Within a decade it is hoped salmon will return to the River Aire in west Yorkshire. Yorkshire Water is rebuilding the waste water treatment works adjoining the village of Esholt - previously home to TV soap Emmerdale Farm. The £64M project will bring discharge water quality in the Aire up to standards required by the European Union's Freshwater Fish Directive, which comes into force in 2010.
Contractor Morgan Est won the design and build contract with consultant Carl Bro.
Lancashire-based groundworks contractor Pennine has won a £300,000 ground improvement sub-contract to insert a combination of vibro stone columns and vibro concrete columns across the site.
Under its six week contract, Pennine is installing 5,000 vibro stone columns across what was the sludge lagoon. A further 600 stone columns and a similar number of concrete columns will be installed elsewhere on the site in March.
Stone columns are created by vibrating aggregate into the ground. This displaces and compacts surrounding soil, increasing bearing capacity.
Material can be added until the required bearing capacity is reached. Columns also act as drainage routes for water.
The purpose of the ground improvement at Esholt is to improve the uniformity of variable soils before construction of an activated sludge plant, consisting of a massive reinforced concrete tank 204m long and 80m wide with perimeter walls 6.5m high.
Ground conditions on the site range from competent sand and gravel over coal measures and bed rock of variable quality to made ground and weak alluvial clay and sands and gravels.
Pennine senior engineer David Preece explains that the site had been used for waste tipping as well as a slurry lagoon. Ironing out variations in the bearing capacity of the ground was not the only challenge. The activated sludge plant also exerts a wide range of pressure over its footprint, ranging from 75kPa to 180kPa. Pennine was challenged to deliver the required bearing capacity across the site, while keeping total settlement to within 300mm, and differential settlement to within 1:500.
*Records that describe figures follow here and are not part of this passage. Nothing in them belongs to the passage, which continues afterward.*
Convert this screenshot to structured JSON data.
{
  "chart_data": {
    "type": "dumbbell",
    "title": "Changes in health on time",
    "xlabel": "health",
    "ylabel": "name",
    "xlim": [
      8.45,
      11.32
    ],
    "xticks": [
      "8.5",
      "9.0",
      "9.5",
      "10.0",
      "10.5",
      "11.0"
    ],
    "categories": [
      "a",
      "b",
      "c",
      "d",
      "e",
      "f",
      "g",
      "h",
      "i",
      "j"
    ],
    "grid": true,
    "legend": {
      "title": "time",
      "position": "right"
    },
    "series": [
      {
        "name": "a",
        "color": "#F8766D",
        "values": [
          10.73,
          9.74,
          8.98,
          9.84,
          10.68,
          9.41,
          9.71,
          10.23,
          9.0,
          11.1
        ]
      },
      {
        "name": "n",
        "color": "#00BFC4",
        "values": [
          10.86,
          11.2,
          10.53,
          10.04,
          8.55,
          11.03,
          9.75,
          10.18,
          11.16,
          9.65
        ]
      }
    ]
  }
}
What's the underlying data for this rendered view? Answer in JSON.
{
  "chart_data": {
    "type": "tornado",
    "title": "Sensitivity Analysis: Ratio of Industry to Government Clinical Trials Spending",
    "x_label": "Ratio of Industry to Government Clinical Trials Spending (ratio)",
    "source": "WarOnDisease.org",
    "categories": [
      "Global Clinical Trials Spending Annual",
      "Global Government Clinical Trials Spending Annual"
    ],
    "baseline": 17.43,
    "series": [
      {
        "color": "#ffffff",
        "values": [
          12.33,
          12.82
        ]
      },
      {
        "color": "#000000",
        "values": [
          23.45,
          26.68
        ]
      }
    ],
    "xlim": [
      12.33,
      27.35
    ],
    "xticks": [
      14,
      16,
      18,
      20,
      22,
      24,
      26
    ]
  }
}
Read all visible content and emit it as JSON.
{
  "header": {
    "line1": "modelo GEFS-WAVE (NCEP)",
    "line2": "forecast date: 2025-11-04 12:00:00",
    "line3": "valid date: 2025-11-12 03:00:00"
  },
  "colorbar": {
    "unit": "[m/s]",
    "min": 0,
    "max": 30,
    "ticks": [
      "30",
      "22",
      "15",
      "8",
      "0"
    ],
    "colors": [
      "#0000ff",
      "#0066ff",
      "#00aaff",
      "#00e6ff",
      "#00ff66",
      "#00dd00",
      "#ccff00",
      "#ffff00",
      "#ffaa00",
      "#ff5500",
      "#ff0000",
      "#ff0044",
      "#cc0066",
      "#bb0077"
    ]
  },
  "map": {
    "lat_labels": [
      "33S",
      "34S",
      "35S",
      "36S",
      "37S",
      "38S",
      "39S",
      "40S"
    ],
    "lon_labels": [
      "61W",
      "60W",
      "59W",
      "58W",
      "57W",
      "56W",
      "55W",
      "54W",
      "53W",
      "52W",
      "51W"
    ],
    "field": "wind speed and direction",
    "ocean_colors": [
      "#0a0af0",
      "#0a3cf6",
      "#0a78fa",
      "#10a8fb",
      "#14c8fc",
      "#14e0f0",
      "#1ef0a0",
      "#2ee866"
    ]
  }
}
'During the detailed design stage, Morgan Est found a large, triangular concrete tank buried on the site, ' Preece says. 'We have absolutely no idea what it was used for, and at first thought we might be able to site the stone columns on top of the base. But further investigation proved that the ground underneath was too soft to support the weight of the new activated sludge plant. That left us with the only option of removing the whole thing.' Following onsultation between Pennine and consultant Carl Bro, land remediation was carried out before ground improvement work started.
Varying ground levels meant that some parts of the site had to be lowered by up to 6m while others had to be raised by 1m.
The consultation established that vibro stone columns could be used to support all parts of the sludge plant structure.
But it also revealed that further information was needed on the strength of the weakest clay soils and the organic content of the made ground.
Carl Bro arranged for the additional site investigation, which identied isolated areas of organic rich soils. These were removed ahead of the ground improvement work.
During installation of the vibro stone columns, displacement of surrounding ground takes place, and there is some mixing of the stone with the surrounding ground. Large quantities of organic material in the ground can cause problems as it loses volume as it decays, leading to potential movement.
Pennine's design allowed for wider spacing of stone columns in the most competent areas and a closer spacing of columns where the thickest deposits of weak soils were found.
Adaptation of the installation rig will enable Pennine to use it for the vibro stone and concrete columns.
Looking for economies, Morgan Est wanted to reuse good quality sands and gravels found on the site of the sludge plant elsewhere on the site. The company asked Pennine if it was feasible to replace it with lower grade materials excavated from elsewhere.
Pennine worked with Morgan Est's materials engineer and developed a method of selecting appropriate soils, placing them and validating the placement with appropriate testing.
Cone penetration testing was used across the site to verify bearing capacities after work was completed.